In its default setting, the Niro has a comfortable regen mode that will feel more natural for those transitioning from a combustion-engine car in that it decelerates slowly when you lift off the accelerator.
But it’s more effective in recovering wasted energy when you activate the i-pedal mode, which maximises the regen to the point where the vehicle will come to a complete standstill when you release the throttle. Once you’re in tune with how quickly it can slow down, drivers will only need to use the traditional brake pedal in an emergency situation.
It feels quirky at first, but once you have adapted to the unique driving style it can significantly increase the driving range, especially in stop-start traffic and urban driving conditions.

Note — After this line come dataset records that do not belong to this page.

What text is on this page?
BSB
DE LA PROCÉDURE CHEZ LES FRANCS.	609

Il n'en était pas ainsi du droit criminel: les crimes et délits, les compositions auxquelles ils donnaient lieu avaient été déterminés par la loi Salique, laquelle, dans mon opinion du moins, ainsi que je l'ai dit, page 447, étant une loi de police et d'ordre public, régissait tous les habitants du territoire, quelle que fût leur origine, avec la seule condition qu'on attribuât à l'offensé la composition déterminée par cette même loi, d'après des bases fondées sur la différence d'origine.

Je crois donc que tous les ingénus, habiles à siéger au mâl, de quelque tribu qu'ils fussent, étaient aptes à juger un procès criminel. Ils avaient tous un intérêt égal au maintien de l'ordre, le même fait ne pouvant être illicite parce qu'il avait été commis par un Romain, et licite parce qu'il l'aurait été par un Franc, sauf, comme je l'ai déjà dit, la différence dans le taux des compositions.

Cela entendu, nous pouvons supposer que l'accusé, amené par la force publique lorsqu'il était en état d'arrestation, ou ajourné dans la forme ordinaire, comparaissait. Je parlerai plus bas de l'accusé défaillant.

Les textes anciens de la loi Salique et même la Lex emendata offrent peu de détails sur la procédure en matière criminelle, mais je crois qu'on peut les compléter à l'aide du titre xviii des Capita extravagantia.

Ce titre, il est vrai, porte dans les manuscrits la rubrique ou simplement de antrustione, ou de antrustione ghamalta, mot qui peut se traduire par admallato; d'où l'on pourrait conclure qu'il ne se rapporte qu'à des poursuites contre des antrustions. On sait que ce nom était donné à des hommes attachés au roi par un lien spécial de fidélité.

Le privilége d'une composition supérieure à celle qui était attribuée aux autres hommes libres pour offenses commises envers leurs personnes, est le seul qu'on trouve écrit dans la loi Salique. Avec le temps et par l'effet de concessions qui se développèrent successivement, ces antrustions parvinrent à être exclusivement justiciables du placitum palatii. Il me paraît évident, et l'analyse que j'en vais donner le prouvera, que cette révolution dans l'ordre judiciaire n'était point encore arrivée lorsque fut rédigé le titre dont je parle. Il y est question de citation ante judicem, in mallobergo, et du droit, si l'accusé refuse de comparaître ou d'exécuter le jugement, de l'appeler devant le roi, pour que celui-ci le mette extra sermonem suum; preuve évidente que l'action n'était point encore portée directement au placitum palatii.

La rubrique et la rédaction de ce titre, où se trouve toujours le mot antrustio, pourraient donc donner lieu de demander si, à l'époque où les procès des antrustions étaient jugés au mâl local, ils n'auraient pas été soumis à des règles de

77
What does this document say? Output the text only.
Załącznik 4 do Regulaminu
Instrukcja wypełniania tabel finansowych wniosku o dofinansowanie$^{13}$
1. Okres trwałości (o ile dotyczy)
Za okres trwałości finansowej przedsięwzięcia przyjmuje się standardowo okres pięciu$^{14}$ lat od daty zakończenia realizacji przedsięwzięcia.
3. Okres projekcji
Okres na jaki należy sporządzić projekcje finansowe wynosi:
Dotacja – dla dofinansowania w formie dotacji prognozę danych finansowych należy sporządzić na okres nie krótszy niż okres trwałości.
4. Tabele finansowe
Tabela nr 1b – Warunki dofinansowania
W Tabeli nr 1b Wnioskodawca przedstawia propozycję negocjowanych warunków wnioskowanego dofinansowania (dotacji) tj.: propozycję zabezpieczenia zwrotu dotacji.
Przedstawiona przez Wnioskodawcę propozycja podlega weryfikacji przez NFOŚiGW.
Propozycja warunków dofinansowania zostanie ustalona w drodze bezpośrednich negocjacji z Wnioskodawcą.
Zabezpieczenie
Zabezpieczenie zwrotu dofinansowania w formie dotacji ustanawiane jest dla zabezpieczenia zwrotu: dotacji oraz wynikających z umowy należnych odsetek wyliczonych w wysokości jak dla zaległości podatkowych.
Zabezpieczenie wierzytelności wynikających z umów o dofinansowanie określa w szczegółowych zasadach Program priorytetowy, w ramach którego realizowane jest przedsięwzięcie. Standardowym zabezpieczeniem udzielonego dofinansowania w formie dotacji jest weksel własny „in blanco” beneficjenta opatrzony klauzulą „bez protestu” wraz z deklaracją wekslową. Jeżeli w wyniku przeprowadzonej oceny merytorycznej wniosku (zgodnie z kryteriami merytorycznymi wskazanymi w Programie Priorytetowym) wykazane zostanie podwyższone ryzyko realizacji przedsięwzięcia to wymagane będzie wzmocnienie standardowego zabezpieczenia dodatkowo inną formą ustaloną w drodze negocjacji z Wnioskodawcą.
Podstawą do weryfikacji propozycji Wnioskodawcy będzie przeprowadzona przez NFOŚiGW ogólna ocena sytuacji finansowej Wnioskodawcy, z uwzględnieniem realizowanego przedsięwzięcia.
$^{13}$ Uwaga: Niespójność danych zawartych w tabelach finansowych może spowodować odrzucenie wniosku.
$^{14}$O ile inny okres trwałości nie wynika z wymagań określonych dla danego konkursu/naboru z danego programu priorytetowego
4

Inside the cabin, it looks and feels as modern as the Niro’s bold exterior design and offers plenty of adjustment for the driver in the comfortable and supportive front seat with some clever storage options and easy access to often-used functions, including physical buttons to control the air conditioning system.
The digital instrument cluster is clear and concise, providing all the critical information in an easy-to-read layout and we love the way the dials display the blind spot view down the respective side of the car when you activate the indicators. It’s a clever, simple idea that could prevent a big incident.
The infotainment system is also easy to use with logical menus to access its myriad of functions, and the display is clear and bright.
The large glasshouse and upright seating position provide excellent vision all around, and there’s plenty of headroom to suit taller drivers. Back-seat passengers are treated to a reasonably generous amount of space for a small car, and the boot offers 475L of cargo space which is excellent for such a small car.
However, while the Niro does all the right things – it looks cool and drives well, offers plenty of range, is spacious and comfortable and loaded with equipment – ultimately it doesn’t feel like a sixty-grand car.
It’s a better machine than the new fleet of cheaper Chinese EVs arriving in local showrooms, but the Niro’s sticker price positions against some sophisticated, larger, longer-range, and dedicated electric cars that are more convincing propositions, including Kia’s own EV6.